# Suche jemanden zum Werben



## MrSpockEnter (16. Februar 2017)

Hallo,
Nach langer Pause des Spielens, habe ich Anfang des Jahres wieder angefangen zu spielen.

*Doch erst einmal etwas zu mir:*
    -Ich heiße Franz

    -Ich bin männlich 

    -Ich bin 22 Jahre jung

    -Ich studiere Physik

    -Ich bin Rollenspiel -und Serienfan
 

Meinen Main habe ich bereits ordentlich ausgerüstet und mich wieder zurecht gefunden im Spiel.^^
Jedoch spiele ich ungern einen einzigen Charakter, würde deshalb noch gerne andere Charaktere hochleveln;

Zwar dauert das Leveln nicht mehr so lange wie früher, trotzdem ist das "Werbt einen Freund"-Angebot sehr verlockend,
da die 300Prozent mehr Exp und das Leveln verschenken schon für sich spricht. 

...und Multiboxing habe ich noch nicht ausprobiert, beziehungsweise, macht auch nicht immer Spaß mit sich alleine zu spielen. 
Falls ihr Interesse habt mit mir schnell zu leveln, also ihr keinen Account habt oder euer Account nicht älter als einen Monat ist, 

könnt ihr mich hier gerne anschreiben, damit ich euch werben kann;
nur in diesen Fällen können wir die Boni benutzen.

Die_ Fraktion ist mir egal_, mein Main ist zwar Horde, doch darauf lege ich mich bei meinen Twinks nicht so fest.
_TS oder ähnliches ist nicht Pflicht_, hängt von euch ab.
Ich hoffe das wir länger als nur in der Levelphase in Kontakt bleiben werden, und die Zeit danach auch gemeinsam Nutzen um in WoW etwas zu unternehmen(Erfolge farmen, Dungeons, PvP  )

Ich möchte jedoch darum bitten, dass es Verständnis dafür gibt, falls ich aufgrund von Studium oder Job nicht jeden Tag spielen kann.

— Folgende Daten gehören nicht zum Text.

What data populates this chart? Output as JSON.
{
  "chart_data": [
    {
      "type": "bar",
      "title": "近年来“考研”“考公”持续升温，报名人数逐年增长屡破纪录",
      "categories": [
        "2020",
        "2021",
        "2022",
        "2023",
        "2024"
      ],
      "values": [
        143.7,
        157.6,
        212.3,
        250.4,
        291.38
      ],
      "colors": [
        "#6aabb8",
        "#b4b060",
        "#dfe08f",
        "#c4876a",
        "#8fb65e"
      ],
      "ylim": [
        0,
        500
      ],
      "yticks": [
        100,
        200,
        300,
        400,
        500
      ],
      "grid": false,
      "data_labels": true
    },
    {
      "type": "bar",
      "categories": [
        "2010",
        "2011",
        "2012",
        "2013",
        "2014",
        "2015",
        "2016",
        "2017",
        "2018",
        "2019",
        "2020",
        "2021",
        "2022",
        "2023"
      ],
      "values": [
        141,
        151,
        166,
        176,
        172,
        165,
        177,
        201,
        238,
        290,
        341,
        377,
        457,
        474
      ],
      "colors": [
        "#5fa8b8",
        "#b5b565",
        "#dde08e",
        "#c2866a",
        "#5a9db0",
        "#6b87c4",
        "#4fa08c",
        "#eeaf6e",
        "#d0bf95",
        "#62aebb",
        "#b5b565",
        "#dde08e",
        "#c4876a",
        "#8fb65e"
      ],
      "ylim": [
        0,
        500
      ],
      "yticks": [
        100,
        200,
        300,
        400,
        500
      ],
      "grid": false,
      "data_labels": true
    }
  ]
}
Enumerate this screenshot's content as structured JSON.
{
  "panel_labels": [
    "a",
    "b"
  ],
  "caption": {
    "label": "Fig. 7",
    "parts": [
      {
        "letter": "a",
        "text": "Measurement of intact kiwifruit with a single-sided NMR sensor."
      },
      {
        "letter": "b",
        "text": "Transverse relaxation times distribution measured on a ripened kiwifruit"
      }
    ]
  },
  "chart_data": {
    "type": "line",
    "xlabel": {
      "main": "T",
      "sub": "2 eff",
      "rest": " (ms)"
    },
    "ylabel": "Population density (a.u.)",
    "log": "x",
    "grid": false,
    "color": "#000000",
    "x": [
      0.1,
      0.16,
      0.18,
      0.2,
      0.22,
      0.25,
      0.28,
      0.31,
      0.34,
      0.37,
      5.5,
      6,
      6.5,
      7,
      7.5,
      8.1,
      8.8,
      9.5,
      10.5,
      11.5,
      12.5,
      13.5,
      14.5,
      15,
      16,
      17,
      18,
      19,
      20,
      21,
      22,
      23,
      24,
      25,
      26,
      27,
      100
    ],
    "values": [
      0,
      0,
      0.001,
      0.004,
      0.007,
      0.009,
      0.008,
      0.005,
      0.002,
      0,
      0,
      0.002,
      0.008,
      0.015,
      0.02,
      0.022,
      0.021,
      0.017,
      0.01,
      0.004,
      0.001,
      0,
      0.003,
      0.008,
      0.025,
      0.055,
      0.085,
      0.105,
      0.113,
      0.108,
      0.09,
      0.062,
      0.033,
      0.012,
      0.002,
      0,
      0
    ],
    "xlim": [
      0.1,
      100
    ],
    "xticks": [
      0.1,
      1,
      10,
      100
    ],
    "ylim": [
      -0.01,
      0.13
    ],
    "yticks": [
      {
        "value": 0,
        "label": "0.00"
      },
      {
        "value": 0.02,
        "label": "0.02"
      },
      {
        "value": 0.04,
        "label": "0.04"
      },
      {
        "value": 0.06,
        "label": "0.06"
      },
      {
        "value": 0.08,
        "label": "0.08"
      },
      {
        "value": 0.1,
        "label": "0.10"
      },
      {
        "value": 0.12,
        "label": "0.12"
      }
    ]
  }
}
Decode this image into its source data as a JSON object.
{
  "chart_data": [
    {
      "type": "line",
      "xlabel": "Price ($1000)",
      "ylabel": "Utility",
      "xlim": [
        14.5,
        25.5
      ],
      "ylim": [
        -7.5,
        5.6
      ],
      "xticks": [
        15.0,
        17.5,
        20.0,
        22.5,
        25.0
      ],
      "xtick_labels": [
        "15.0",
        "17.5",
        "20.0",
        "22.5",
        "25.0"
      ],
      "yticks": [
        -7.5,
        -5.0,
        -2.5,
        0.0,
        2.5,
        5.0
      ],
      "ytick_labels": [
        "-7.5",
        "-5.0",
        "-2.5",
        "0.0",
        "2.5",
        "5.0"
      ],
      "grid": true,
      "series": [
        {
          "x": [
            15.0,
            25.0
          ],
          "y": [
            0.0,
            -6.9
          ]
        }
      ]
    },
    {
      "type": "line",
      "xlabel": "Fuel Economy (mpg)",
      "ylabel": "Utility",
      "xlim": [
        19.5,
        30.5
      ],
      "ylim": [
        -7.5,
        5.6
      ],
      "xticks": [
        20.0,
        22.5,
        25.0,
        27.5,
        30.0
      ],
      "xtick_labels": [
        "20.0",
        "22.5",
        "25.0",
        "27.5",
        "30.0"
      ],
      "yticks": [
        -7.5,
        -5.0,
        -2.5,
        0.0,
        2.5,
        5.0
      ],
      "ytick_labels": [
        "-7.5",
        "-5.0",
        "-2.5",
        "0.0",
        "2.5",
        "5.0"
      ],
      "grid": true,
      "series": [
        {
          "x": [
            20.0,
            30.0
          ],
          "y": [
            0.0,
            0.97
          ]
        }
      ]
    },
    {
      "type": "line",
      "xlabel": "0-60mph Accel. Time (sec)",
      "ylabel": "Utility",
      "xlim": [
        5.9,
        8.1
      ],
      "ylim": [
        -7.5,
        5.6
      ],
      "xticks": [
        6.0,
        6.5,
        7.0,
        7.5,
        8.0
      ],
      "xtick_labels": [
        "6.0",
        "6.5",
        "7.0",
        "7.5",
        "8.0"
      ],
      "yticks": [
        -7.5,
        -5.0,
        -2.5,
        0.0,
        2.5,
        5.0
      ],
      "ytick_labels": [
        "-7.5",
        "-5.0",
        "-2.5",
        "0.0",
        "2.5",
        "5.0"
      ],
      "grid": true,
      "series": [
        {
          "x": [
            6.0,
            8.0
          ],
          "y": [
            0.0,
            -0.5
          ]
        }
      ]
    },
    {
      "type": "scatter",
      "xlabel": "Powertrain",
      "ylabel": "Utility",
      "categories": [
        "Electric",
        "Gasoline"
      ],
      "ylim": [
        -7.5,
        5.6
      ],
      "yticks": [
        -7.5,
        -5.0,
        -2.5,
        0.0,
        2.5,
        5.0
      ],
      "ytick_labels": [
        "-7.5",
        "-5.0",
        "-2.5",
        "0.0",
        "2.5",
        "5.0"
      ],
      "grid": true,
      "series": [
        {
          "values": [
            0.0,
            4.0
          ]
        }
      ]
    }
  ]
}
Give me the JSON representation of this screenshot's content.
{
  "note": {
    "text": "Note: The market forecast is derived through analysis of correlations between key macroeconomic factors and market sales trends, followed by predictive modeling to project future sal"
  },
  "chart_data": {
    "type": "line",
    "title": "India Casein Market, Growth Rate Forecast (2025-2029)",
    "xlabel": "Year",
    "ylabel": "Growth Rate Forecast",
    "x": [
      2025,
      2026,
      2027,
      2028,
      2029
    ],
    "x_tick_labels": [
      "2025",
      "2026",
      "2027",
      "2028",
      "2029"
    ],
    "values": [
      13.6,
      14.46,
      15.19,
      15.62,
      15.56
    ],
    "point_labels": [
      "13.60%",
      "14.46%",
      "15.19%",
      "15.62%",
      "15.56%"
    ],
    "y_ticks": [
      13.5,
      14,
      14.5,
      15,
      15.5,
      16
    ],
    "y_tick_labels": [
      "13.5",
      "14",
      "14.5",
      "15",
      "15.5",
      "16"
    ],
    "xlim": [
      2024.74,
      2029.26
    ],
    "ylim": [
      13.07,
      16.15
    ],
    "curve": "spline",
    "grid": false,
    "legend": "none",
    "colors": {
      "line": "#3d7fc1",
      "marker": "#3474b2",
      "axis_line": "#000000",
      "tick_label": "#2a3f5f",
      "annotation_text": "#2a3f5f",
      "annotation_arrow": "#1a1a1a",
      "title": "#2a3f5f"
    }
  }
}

Trotzdem sollte dies kein Problem bereiten.
Ich hoffe wir gehen das ganze spaßig an.

 

*Was ich biete:*

   -WoW-Erfahrung

   -lockere Stimmung(darauf lege besonders ich wert )

   -Start- und Levelgold
   -Spaß

 

 

_Schreibt mir hier oder eine private Nachricht._


----------



## MrSpockEnter (22. Februar 2017)

/push

 

Ich bin immer noch auf der Suche.


----------